De acordo com o relatório do Coaf, baseado em movimentações realizadas entre agosto de 2024 e outubro de 2025, dois comportamentos do Banco Master motivaram o alerta. O primeiro refere-se ao saque imediato dos valores recebidos do Exército, o que pode sinalizar operações suspeitas ou desvio da finalidade original dos recursos. O segundo ponto envolve a concentração dos montantes sob uma única titularidade, dificultando a identificação de possíveis beneficiários finais.
Informações disponíveis no Portal da Transparência confirmam os dados apresentados no relatório sigiloso: o Banco Master recebeu R$ 36,1 milhões em 2023, R$ 37,6 milhões em 2024 e R$ 23,4 milhões em 2025. Esses valores correspondem a descontos realizados diretamente nos contracheques de militares que contrataram crédito consignado com a instituição.
Dois termos aditivos prorrogaram o contrato até 2027
O credenciamento do Banco Master junto ao Comando do Exército ocorreu em 9 de fevereiro de 2023, com vigência inicial até fevereiro de 2024. Posteriormente, dois termos aditivos ampliaram a duração do contrato: o primeiro em janeiro de 2024 e o segundo em janeiro de 2025, estendendo a parceria até janeiro de 2027. No entanto, o contrato foi rescindido em 24 de novembro de 2025, seis dias após o Banco Central decretar a liquidação da instituição, ocorrida em 18 de novembro. A rescisão foi feita unilateralmente pelo Exército, após a liquidação já estar em vigor.
Militares ouvidos pela Folha, com conhecimento desse tipo de operação, afirmaram que o volume de recursos repassados ao Master não foge do padrão quando comparado a outras instituições credenciadas.

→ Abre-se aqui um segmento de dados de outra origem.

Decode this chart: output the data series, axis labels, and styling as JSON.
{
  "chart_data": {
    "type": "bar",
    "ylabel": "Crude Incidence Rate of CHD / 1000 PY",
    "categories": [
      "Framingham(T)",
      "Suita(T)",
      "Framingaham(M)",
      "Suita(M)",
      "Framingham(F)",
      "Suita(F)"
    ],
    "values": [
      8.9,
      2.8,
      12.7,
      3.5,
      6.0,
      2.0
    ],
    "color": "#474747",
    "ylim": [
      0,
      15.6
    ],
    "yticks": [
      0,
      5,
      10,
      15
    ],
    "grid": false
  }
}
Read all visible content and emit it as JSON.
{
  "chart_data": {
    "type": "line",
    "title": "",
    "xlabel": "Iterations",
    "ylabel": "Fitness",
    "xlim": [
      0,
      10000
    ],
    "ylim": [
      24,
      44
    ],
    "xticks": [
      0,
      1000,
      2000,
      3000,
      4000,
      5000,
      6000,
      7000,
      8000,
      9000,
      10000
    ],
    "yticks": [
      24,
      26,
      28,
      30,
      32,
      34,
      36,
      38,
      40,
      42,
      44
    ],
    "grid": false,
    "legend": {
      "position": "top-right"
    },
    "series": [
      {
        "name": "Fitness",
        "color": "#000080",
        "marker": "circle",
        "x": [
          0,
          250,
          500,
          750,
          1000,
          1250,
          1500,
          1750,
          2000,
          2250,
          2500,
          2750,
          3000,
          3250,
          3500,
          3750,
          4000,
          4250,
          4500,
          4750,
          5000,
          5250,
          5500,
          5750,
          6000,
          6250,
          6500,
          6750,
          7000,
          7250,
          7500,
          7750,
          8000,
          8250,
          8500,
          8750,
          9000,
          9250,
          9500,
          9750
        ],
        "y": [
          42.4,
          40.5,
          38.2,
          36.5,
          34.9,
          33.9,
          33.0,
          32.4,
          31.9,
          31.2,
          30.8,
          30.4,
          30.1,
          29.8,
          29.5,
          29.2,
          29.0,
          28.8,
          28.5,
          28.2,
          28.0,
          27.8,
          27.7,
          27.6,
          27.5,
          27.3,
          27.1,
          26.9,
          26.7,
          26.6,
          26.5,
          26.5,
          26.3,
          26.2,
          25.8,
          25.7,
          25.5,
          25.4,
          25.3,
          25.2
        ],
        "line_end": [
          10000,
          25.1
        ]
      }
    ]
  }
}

Contudo, destacaram que causa estranhamento a escolha pelo banco de Vorcaro, especialmente diante da existência de instituições financeiras mais consolidadas no mercado.
Aeronáutica também tinha contrato com o Master — e não revela os valores
O mesmo relatório do Coaf também menciona a existência de contrato semelhante entre o Banco Master e a Força Aérea Brasileira (FAB), sem especificar os valores envolvidos. Em resposta à Folha, a FAB confirmou que credenciou a instituição em um acordo com vigência entre 2024 e 2029, permitindo descontos em folha de pagamento de militares ativos, inativos e pensionistas. A Aeronáutica informou ainda que realizou repasses ao banco em 2024 e 2025, mas não divulgou os valores correspondentes.
A FAB declarou que, após a decretação da liquidação extrajudicial do Banco Master e diante da ausência de confirmação dos dados bancários da entidade responsável pela liquidação, não houve novas transferências. Segundo a Força Aérea, o sistema de credenciamento inclui atualmente 234 entidades.
O Exército diz que não houve perda — mas o Coaf discordou o suficiente para emitir alerta
Em nota oficial, o Exército afirmou que não houve prejuízo patrimonial nem para a instituição nem para os cofres públicos, sustentando que os valores repassados são provenientes de rendimentos individuais dos militares, utilizados para quitar dívidas privadas. A Força também destacou que atua apenas como intermediária no processo de desconto em folha. Segundo o comunicado, o Banco Master foi selecionado por meio de edital público e atendeu a todos os critérios exigidos.
Entretanto, o posicionamento do Exército não aborda o ponto central levantado pelo Coaf. O relatório não questiona a origem dos recursos, mas sim o destino dado a eles após o recebimento pelo banco. O saque imediato dos valores e sua concentração em uma única titularidade foram considerados indícios suficientes para que o órgão emitisse um alerta formal, registrasse o caso e encaminhasse o documento à CPI do Crime Organizado — comissão que foi encerrada pelo governo Lula na semana anterior, sem aprovação de relatório final.